During the starting of the vehicle, the friction clutch engagement sometimes generates judder. Judder prevents vehicles from starting smoothly, harms the ride comfort, and may produce damage to the drivetrain components. This unpleasant phenomenon, which often manifests in the form of noisy torsional vibrations of the drivetrain or a violent surging of starting vehicles, is an example of the many annoying problems that automotive engineers have been experiencing since the car was invented.
Engineers and scientists have identified some causes of transient torsional oscillations connected to judder. Vibrations generated by the clutch facings when a special type of relationship between the friction coefficient and sliding speed occurs account for the most important source of judder. Other potential judder sources are: misalignments in the drivetrain that may induce fluctuating pressure between sliding components, some thermoelastic phenomena on contact surfaces, and/or torsional excitations from the engine and universal joint in the presence of special resonant conditions.
The present paper concentrates on a research of selfexcited vibrations that are generated by a special type of friction force identified by an increase of the coefficient of friction on clutch facings when the slip speed on friction surfaces decreases. The self-excited vibrations are very interesting nonlinear phenomena. The amplitude of selfexcited vibration depends on the system parameters alone. It does not depend on the initial energy or initial conditions.
The ultimate goal of the present research was to develop a reliable mathematical model for the dry clutch engagement to allow the easy engineering analysis and design of engagement for various facing materials and drivetrain configurations. The reliability of the model was to be assured by a strict correlation of the simulation with experimental results.

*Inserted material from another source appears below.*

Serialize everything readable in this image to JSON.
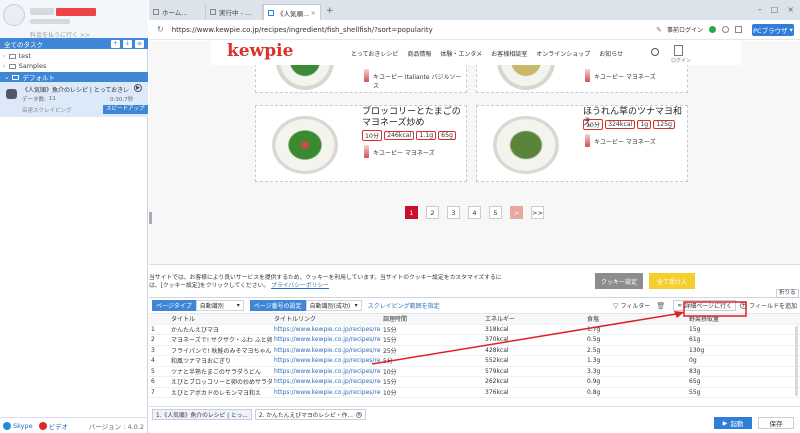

The first basic task of the present paper was to model experimental engagements performed on a facing dynamometer that is commonly used in the automotive industry. The mathematical description, both qualitative and quantitative, was corroborated and repeatedly adjusted by extensive testing. The final model was used to study the behavior of various existing and hypothetical facing materials in dyno testing. Some selected results of this study are presented.